Definition of Energy Recovery stove

 Energy recovery from waste is the conversion of non-recyclable waste materials into usable heat, electricity, or fuel through a variety of processes, including combustion, gasification, pyrolization, anaerobic digestion and landfill gas recovery. This process is often called waste to energy 

                  

Energy Recovery from Combustion

Energy recovery from the combustion of municipal solid waste is a key part of the  non-hazardous waste management hierachy, which ranks various management strategies from most to least environmentally preferred. Energy recovery ranks below source reduction and recycling/reuse but above treatment and disposal. Confined and controlled burning, known as combustion, can not only decrease the volume of solid waste destined for landfills, but can also recover energy from the waste burning process. This generates a renewable energy source and reduces carbon emissions by offsetting the need for energy from fossil sources and reduces methane generation from landfills.

The Mass Burn Process

At an MSW combustion facility, MSW is unloaded from collection trucks and placed in a trash storage bunker. An overhead crane sorts the waste and then lifts it into a combustion chamber to be burned. The heat released from burning converts water to steam, which is then sent to a turbine generator to produce electricity.

The remaining ash is collected and taken to a landfill where a high-efficiency baghouse filtering system captures particulates. As the gas stream travels through these filters, more than 99 percent of particulate matter is removed. Captured fly ash particles fall into hoppers (funnel-shaped receptacles) and are transported by an enclosed conveyor system to the ash discharger. They are then wetted to prevent dust and mixed with the bottom ash from the grate. The facility transports the ash residue to an enclosed building where it is loaded into covered, leak-proof trucks and taken to a landfill designed to protect against groundwater contamination. Ash residue from the furnace can be processed for removal of recyclable scrap metals.

Combustion Technologies

Common technologies for the combustion of MSW include mass burn facilities, modular systems and refuse derived fuel systems.

Mass Burn Facilities

Mass burn facilities are the most common type of combustion facility in the United States. The waste used to fuel the mass burn facility may or may not be sorted before it enters the combustion chamber. Many advanced municipalities separate the waste on the front end to save recyclable products.

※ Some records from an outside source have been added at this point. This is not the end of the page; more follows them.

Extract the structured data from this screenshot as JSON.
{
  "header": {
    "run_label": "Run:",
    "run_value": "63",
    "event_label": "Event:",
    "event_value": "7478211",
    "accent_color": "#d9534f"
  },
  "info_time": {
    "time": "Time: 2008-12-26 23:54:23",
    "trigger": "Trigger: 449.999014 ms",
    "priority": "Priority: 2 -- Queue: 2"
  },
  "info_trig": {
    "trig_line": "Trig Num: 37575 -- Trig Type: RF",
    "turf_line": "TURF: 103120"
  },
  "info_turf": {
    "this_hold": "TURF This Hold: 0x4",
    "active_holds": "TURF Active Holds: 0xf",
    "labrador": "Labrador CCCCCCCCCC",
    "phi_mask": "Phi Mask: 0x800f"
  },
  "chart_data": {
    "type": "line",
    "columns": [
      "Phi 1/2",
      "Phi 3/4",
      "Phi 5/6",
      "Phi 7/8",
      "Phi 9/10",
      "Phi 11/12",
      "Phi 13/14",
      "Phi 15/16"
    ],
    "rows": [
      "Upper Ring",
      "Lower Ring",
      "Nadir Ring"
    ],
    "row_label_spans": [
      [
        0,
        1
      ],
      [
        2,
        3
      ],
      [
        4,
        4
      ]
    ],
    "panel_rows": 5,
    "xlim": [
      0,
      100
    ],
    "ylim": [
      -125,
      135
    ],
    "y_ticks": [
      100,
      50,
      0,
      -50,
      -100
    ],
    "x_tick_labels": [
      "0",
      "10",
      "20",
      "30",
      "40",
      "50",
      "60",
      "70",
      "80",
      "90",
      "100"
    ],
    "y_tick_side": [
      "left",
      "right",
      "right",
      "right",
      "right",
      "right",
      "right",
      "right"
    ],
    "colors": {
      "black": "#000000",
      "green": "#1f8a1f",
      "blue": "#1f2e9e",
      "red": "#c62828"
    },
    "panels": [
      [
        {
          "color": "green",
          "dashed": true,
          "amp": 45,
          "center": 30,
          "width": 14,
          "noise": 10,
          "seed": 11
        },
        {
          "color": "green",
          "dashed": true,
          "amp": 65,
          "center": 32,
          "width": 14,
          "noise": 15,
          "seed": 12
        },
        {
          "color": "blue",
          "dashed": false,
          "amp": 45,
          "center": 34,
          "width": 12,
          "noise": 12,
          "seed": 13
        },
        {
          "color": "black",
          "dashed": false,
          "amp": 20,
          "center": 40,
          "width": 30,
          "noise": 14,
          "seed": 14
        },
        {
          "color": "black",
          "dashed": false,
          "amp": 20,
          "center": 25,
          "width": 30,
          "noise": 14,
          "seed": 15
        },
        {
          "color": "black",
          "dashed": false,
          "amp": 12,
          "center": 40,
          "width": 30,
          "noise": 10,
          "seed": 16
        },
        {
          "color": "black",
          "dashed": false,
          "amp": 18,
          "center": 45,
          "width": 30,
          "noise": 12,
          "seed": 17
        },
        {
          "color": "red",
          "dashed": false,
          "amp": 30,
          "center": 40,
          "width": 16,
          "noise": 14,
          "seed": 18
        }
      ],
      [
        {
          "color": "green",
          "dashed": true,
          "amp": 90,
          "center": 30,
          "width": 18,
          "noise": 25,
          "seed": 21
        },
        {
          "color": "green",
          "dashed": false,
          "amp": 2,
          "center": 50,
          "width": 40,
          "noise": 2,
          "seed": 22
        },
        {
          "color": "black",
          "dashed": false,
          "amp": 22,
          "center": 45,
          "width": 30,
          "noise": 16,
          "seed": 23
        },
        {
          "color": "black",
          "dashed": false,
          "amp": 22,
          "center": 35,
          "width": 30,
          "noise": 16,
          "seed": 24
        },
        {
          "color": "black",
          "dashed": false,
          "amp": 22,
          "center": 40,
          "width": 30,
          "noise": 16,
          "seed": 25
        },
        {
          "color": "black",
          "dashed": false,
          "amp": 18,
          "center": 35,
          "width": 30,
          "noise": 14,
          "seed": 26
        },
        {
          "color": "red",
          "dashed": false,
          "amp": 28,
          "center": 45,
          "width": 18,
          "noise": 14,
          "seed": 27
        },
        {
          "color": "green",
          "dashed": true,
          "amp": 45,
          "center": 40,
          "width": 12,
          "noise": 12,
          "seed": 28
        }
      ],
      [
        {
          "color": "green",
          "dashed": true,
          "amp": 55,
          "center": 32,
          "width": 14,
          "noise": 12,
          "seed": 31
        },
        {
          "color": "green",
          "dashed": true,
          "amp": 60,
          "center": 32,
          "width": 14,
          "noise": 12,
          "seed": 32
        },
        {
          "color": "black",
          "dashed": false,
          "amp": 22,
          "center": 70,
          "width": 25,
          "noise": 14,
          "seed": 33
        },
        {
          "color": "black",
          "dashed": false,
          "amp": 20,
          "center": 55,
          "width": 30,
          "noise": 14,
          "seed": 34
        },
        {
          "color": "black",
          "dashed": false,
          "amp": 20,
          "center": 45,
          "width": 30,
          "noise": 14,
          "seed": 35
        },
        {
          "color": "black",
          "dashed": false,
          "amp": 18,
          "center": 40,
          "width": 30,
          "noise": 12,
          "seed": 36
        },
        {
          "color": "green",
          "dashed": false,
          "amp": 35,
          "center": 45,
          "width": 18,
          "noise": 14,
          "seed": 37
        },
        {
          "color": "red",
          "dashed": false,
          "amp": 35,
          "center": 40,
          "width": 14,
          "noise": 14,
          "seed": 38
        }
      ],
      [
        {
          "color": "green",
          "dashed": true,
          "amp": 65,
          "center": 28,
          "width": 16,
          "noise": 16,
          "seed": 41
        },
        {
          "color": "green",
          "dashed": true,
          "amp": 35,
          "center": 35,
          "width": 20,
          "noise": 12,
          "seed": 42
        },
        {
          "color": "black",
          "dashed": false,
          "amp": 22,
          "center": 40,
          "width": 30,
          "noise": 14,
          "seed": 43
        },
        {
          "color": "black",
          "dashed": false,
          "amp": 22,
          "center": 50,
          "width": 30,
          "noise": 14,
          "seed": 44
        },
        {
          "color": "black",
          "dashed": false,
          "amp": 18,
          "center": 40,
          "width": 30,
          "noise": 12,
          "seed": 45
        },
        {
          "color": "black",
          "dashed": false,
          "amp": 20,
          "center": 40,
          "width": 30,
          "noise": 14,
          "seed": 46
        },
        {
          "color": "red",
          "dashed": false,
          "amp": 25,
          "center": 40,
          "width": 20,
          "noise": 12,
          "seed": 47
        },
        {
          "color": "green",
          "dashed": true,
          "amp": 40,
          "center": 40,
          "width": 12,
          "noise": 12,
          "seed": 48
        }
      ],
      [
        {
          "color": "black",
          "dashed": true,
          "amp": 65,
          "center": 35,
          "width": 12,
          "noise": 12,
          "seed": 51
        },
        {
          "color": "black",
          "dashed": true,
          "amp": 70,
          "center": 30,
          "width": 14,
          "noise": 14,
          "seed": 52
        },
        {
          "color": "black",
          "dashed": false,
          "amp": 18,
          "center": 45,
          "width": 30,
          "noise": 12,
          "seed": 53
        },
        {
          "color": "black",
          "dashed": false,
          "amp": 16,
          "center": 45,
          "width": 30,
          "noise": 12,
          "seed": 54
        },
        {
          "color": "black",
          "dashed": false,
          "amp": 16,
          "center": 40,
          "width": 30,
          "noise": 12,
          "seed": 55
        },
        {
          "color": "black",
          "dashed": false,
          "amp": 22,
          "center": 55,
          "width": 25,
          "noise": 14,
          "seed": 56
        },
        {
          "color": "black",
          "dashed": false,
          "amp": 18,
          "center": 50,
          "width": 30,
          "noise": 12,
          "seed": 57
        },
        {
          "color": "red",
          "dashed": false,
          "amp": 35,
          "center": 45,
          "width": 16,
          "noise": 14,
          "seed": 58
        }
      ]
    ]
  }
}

Mass burn units burn MSW in a single combustion chamber under conditions of excess air. In combustion systems, excess air promotes mixing and turbulence to ensure that air can reach all parts of the waste. This is necessary because of the inconsistent nature of solid waste. Most mass-burn facilities burn MSW on a sloping, moving grate that vibrates or otherwise moves to agitate the waste and mix it with air.

        Modular Systems

Modular Systems burn unprocessed, mixed MSW. They differ from mass burn facilities in that they are much smaller and are portable. They can be moved from site to site.


Refuse Derived Fuel Systems

Refuse derived fuel systems use mechanical methods to shred incoming MSW, separate out non-combustible materials, and produce a combustible mixture that is suitable as a fuel in a dedicated furnace or as a supplemental fuel in a conventional boiler system.